The only downside I've experienced is the clip gets loose.  It'd benefit from a 3rd screw like most of the other folders I've had.

I thought I'd lost it and bought this Spyderco Tenacious after seeing them so highly regarded.  Guess what I found shortly after, lol.

It's 100% controlled by your thumb manipulating the blade to full open or close.  Not as smooth or fast as that Kershaw....but fairly simple and easy.

I like the size of the Sypderco better and it feels great in hand.  Time will tell how it holds up.  Didn't realize it was made in China until after buying it. 

I think both knives were less than $60 each.

One day I may give a Benchmade a try, but these two should hold me for a while.


----------



## deast1988

I have a Griptilian Benchmade got back in Highschool. It's cleaned around 15 deer no issues. 

About 5years ago I got an Adamas Automatic. That knife between me buddies and Family has cleaned 45deer. Absolutely a tank, opens as fast today as it did back then.

This year I picked up a loco higher grade steel. It slices through wicked holds a nice edge. An seems easier to sharpen then the adamas. 

My carry knife is a Pagan OTF. Smooth an flawless.

Blue box or black box. All you need to know, lifetime warranty. You break a point bust a clip can't sharpen want a new factory edge just send it back no questions asked. Sharpening is shipping an handling. 

I have a SpyderCo nice knife good steel. Pain to sharpen no warranty. Think I paid $150s for it.

Benchmade stands behind there stuff An my use of them has been extensive.
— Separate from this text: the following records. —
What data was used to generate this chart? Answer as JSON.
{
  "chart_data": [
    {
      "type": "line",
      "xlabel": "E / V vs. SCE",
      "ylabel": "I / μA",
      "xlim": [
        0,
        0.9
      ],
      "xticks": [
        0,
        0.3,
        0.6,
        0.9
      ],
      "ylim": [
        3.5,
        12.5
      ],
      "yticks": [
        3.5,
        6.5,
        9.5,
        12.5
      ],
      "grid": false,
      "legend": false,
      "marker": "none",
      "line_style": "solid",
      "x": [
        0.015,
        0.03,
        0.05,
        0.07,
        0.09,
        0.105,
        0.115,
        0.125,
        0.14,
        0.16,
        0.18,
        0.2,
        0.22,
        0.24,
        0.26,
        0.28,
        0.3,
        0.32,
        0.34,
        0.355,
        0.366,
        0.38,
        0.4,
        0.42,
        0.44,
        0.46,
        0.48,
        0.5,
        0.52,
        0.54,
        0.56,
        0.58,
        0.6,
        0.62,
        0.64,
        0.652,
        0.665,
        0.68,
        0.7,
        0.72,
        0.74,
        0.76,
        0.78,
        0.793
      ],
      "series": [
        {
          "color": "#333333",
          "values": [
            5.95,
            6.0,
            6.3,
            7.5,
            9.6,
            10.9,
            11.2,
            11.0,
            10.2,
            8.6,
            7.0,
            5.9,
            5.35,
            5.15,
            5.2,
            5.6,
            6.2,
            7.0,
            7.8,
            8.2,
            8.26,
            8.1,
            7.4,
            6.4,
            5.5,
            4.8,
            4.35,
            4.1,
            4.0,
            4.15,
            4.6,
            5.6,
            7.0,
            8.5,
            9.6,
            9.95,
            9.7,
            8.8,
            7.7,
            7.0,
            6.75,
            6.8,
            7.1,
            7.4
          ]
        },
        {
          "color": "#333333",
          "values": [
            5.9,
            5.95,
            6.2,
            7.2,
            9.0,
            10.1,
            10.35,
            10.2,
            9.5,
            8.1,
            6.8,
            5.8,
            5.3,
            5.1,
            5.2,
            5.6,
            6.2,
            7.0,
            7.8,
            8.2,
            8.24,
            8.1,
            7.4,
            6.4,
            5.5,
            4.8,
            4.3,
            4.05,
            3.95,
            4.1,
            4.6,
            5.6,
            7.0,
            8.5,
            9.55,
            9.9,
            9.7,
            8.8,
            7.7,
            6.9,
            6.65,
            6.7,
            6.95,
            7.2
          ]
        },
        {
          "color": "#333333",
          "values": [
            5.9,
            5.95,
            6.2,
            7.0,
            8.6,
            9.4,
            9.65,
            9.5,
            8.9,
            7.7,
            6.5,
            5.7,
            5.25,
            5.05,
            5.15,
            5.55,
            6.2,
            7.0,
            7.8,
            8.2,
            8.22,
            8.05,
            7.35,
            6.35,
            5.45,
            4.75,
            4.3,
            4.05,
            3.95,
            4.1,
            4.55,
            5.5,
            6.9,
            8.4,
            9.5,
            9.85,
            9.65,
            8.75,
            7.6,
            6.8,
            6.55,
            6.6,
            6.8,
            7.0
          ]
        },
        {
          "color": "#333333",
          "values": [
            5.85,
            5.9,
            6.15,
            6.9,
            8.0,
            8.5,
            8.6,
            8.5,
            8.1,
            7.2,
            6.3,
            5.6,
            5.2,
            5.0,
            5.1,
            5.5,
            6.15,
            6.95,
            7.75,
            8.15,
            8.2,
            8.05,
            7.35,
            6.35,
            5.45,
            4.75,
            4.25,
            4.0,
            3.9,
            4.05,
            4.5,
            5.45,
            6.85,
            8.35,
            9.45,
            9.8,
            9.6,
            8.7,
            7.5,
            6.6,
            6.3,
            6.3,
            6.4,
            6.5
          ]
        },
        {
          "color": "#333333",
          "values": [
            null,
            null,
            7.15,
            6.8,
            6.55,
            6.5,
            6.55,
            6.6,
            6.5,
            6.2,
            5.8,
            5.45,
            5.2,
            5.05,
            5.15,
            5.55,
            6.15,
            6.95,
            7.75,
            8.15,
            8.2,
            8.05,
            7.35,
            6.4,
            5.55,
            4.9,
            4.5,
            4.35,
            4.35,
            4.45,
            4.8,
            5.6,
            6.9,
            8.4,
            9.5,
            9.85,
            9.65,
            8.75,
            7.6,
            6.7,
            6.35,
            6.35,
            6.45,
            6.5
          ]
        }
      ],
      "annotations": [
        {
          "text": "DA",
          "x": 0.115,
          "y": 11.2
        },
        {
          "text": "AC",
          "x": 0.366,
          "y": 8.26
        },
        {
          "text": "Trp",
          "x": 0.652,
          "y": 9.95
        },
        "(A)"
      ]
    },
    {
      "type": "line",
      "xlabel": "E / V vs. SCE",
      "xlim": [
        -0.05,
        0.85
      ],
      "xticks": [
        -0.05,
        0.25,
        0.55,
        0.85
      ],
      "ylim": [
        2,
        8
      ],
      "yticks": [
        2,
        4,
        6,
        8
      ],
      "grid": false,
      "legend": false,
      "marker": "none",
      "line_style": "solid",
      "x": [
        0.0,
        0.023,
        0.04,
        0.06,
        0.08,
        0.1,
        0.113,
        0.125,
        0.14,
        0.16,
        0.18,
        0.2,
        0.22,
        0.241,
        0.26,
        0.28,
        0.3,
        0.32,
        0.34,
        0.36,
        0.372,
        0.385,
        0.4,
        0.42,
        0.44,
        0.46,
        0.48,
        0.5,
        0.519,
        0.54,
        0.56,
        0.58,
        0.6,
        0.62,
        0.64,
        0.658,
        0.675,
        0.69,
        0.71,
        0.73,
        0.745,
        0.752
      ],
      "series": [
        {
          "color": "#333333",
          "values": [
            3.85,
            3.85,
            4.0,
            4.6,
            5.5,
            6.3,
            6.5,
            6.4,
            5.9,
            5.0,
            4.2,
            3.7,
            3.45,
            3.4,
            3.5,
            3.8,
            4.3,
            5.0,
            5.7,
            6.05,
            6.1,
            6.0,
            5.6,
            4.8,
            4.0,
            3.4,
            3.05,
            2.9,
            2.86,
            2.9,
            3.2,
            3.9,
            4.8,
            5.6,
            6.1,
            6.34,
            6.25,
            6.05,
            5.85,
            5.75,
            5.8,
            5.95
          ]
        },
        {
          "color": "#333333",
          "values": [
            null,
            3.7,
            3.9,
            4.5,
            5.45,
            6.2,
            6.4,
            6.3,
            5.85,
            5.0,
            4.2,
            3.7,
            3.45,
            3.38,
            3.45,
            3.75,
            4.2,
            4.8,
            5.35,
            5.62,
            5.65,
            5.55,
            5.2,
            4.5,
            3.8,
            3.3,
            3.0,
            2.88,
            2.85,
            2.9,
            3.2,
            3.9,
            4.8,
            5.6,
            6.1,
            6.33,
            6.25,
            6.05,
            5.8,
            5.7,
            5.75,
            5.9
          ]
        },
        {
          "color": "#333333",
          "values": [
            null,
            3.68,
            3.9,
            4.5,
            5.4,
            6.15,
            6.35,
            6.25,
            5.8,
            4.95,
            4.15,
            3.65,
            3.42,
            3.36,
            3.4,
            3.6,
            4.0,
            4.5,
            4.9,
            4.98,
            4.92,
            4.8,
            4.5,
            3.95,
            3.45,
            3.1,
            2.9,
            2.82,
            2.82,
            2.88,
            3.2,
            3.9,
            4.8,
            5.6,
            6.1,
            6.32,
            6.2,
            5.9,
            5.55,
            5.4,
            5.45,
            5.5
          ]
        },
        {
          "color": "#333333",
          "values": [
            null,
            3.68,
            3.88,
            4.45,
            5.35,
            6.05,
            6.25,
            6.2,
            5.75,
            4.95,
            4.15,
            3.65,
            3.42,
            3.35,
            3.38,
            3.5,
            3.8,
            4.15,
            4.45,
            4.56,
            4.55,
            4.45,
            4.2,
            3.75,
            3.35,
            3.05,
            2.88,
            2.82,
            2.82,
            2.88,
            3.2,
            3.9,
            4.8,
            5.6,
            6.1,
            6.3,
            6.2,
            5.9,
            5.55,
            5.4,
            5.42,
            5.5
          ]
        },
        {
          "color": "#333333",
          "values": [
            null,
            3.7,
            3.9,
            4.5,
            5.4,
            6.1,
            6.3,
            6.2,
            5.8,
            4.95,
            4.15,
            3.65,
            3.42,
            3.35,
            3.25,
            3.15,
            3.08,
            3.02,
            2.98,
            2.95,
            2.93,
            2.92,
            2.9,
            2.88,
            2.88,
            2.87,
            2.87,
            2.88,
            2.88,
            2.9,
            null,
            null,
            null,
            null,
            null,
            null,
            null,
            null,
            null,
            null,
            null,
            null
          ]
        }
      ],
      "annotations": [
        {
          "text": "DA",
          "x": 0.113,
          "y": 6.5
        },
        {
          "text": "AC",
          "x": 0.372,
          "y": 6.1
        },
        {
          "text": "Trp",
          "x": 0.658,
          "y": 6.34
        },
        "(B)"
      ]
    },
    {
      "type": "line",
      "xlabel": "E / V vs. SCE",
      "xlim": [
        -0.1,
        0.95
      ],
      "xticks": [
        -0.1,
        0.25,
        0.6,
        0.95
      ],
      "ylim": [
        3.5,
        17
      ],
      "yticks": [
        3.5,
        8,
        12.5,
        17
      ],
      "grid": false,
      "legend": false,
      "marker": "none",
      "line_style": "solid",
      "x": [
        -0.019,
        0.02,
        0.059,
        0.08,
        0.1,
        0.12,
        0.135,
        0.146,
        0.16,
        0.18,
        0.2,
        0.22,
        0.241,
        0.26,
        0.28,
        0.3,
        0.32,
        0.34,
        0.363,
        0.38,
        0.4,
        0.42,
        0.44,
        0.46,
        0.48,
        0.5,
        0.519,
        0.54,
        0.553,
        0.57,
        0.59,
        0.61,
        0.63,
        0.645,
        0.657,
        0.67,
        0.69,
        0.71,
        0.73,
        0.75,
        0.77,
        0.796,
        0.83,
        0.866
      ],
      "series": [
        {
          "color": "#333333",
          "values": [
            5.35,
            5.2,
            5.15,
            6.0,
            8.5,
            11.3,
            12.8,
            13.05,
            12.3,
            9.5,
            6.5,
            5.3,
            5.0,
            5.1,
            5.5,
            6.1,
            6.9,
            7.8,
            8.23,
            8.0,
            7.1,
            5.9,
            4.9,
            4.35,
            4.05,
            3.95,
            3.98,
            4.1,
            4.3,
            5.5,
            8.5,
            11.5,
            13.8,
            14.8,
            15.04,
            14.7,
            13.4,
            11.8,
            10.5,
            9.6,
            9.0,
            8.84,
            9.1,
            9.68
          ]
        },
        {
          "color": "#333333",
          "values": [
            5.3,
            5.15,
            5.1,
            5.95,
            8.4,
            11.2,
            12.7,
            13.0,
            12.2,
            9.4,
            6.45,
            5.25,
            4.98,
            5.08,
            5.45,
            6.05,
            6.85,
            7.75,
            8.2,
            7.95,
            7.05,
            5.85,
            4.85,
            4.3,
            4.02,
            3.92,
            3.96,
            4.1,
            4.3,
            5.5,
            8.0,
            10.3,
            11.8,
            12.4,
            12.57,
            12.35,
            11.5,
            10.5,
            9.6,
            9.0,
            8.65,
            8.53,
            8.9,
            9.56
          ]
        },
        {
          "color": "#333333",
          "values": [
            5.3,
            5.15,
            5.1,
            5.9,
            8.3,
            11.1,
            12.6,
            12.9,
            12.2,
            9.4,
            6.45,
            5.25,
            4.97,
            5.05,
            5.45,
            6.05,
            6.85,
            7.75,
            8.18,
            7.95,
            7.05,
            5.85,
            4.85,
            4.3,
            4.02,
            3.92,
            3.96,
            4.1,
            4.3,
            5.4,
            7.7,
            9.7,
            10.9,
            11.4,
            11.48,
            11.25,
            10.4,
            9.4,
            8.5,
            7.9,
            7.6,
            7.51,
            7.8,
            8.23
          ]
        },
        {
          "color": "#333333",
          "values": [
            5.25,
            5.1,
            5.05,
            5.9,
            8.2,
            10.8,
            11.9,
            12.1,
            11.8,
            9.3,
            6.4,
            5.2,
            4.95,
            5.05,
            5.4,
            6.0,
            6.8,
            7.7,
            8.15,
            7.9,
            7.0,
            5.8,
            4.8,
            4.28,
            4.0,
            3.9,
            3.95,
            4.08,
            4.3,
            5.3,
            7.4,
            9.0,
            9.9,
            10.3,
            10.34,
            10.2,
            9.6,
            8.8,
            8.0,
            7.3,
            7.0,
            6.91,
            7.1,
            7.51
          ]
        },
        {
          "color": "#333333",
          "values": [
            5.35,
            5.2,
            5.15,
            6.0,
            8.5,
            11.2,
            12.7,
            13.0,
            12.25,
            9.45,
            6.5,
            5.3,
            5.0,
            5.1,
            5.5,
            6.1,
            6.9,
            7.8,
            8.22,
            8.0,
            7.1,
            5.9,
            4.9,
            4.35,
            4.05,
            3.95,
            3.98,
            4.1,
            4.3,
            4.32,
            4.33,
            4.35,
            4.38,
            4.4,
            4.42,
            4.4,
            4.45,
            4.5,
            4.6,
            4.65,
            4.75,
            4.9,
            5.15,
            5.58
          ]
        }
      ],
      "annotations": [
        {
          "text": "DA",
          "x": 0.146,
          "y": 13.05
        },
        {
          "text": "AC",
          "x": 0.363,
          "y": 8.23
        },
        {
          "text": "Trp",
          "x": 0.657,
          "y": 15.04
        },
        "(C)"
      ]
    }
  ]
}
I'm goin to get an Altitude once I find them local. 1.67oz it'll go into my bug out bag.


----------



## Hoss78

I got a benchmade emissary and a valet for Christmas can’t remember the steel but both are sweet knives. Kinda hate to edc either except for church or special occasions. Dub if you ever see a emissary in a store give it a look I don’t think you will be disappointed.


----------



## LTZ25

*Ruger take down*

I love those bench made knives .


----------



## Hooty Hoot

There are many good knives out there. Benchmade is a good knife but a poor value. If they threw in a pair of Costa sunglasses, you would still get cheated.

BOTH TIMES


----------



## whitetailfreak

They seem like good knives, but I've never really cared for the look of Benchmade knives. Just not my cup of tea.


----------



## Goat

I have a few and like them.


----------